— Я некрасивая, когда плачу.
Она солгала.
У меня тогда был тяжелый день. Пришел, скинул галстук, а когда она начала вертеться вокруг с обыкновенным натянутым оптимизмом, сказал со всей низостью:
— Вот шизанутая. Достала!
Не хотел говорить так. Не имел в виду. Слова сами с цепи сорвались, потому что устал мотаться. Язык просил разрядки. Не важно какой. Так и вышло. Устал. Вовсе не от нее. От себя, скорее.

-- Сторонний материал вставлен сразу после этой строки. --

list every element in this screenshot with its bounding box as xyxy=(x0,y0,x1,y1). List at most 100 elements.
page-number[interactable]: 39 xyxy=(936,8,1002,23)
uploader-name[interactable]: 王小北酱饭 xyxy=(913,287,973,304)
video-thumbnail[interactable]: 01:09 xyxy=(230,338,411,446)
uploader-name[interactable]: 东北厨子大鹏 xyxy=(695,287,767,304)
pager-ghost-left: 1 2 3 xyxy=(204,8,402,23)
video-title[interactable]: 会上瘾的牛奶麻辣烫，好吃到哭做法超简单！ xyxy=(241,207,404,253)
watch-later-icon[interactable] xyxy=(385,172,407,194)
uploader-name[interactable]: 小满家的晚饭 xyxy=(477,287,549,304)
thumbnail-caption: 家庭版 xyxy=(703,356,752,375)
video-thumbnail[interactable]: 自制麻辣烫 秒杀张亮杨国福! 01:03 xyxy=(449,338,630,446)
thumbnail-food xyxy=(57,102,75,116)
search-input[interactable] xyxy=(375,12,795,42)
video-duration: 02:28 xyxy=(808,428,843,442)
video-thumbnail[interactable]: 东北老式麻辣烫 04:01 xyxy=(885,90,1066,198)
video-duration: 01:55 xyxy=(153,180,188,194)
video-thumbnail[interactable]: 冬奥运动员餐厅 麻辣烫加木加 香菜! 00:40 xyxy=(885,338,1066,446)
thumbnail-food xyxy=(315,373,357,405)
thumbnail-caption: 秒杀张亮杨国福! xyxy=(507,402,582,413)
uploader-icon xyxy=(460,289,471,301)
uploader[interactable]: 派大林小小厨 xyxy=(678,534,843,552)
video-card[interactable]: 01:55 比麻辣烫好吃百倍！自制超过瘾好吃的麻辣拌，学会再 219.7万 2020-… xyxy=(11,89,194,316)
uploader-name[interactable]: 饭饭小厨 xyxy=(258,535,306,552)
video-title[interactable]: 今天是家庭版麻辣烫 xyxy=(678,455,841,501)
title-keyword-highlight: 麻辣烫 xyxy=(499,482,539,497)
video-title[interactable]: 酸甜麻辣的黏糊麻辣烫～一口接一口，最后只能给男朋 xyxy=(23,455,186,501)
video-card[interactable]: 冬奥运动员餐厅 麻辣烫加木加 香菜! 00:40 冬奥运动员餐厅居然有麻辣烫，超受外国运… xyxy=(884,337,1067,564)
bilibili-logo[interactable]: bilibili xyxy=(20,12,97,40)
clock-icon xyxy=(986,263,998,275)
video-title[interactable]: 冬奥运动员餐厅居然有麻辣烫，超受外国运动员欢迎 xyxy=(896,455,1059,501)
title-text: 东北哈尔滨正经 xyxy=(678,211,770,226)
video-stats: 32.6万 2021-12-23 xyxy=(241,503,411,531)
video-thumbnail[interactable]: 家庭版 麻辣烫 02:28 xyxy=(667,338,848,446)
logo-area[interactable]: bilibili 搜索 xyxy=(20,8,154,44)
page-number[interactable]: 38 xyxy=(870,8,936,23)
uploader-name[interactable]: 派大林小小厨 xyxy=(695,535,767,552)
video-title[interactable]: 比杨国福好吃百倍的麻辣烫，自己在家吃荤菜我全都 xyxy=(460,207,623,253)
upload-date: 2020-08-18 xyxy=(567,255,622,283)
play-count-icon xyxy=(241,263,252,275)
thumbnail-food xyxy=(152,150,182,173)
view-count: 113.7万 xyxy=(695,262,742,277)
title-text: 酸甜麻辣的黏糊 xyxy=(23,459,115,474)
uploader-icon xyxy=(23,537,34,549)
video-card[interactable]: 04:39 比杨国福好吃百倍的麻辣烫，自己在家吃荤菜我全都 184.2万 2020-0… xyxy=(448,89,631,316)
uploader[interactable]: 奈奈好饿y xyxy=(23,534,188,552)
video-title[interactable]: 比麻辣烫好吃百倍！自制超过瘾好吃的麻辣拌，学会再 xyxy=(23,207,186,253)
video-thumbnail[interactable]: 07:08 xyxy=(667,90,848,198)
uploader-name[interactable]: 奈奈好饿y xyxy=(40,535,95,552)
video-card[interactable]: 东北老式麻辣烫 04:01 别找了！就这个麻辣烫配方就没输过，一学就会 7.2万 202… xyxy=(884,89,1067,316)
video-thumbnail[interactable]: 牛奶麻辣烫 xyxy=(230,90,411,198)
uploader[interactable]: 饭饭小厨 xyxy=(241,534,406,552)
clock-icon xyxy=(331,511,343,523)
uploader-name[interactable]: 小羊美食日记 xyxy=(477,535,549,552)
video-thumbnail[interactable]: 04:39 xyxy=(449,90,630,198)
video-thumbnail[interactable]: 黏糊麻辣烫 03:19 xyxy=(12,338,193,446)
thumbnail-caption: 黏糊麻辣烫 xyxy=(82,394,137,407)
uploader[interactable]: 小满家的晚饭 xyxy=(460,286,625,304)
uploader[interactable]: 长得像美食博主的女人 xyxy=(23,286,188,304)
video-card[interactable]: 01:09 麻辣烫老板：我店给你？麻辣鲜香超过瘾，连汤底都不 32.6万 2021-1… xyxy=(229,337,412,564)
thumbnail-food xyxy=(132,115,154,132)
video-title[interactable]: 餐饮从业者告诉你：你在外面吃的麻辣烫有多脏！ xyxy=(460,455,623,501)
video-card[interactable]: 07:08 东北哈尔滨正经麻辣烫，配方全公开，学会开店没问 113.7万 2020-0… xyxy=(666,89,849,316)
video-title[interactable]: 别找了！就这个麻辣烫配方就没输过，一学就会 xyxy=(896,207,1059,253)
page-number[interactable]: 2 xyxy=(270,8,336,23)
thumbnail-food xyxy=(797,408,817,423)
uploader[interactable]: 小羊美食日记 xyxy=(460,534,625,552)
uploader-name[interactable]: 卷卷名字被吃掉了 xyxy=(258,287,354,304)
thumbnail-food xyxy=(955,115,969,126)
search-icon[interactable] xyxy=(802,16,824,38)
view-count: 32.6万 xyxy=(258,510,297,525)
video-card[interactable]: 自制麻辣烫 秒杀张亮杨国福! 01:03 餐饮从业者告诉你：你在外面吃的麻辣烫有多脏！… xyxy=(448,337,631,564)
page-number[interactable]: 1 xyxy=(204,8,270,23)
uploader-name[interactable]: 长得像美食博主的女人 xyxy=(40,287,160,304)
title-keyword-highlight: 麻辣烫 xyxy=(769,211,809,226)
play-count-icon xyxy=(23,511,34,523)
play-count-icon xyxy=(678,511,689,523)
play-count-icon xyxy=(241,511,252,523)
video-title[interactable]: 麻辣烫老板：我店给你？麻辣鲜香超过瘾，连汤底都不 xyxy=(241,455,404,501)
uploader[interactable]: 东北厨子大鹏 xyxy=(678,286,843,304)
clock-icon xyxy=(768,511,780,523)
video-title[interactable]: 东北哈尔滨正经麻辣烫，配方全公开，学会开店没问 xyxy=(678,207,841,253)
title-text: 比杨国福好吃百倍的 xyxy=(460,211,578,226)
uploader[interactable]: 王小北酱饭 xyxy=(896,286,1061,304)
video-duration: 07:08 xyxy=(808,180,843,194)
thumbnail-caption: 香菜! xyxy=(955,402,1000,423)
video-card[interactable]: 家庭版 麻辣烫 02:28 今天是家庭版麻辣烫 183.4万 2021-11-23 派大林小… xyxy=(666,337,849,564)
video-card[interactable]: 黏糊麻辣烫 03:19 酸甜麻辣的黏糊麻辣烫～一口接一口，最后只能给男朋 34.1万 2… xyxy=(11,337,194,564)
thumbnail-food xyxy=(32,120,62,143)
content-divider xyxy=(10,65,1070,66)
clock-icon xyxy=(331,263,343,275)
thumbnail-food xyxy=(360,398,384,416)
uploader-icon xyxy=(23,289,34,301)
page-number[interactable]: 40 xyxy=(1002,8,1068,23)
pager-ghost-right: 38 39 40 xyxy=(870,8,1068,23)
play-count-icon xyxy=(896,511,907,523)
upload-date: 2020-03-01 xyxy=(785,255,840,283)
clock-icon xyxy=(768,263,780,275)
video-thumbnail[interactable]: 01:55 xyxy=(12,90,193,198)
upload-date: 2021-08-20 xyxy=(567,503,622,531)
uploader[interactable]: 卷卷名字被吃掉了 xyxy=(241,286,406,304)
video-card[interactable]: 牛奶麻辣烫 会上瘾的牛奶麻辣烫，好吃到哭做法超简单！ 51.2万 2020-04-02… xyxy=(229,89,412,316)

Я не мог простить себя за эти слова, а она сделала это мгновенно. Но все же заплакала и стала тереть глаза до покраснения.
Она была сильной. Все это знали. Еще до того, как познакомился с ней, был наслышан о ее твердолобости. «Совсем не прирученная. Еще и бодается», — говорили. Любой бы восхитился.
Мы встретились на вечеринке, и я притворился, будто ни разу не слыхал имени и не жаждал увидеть ее в лицо. Вел себя нарочито равнодушно и как бы судьбоносно возникал подле нее весь вечер.
Потом ее подруга перепила, и она попросила меня помочь. Я нес ее подругу на спине до их (тогда еще) квартиры, а она сама шагала рядом и пыталась выспросить моих любимых музыкантов. А ты часто ходишь в галереи? Слышал, что сделала такая-то? Покупаешь картины?
— Боюсь, я привык отмалчиваться, — извинялся, если она жаловалась на мою замкнутость. Мы шли под безмолвием многоэтажек и летним треском фонарных столов. За весь путь она не сказала ни единой банальности.
— Еще встретимся, — бросила на прощание.
Как я сказал, она была очень упрямой. И дикой. Лишь слегка не дотягивала до слухов о себе самой.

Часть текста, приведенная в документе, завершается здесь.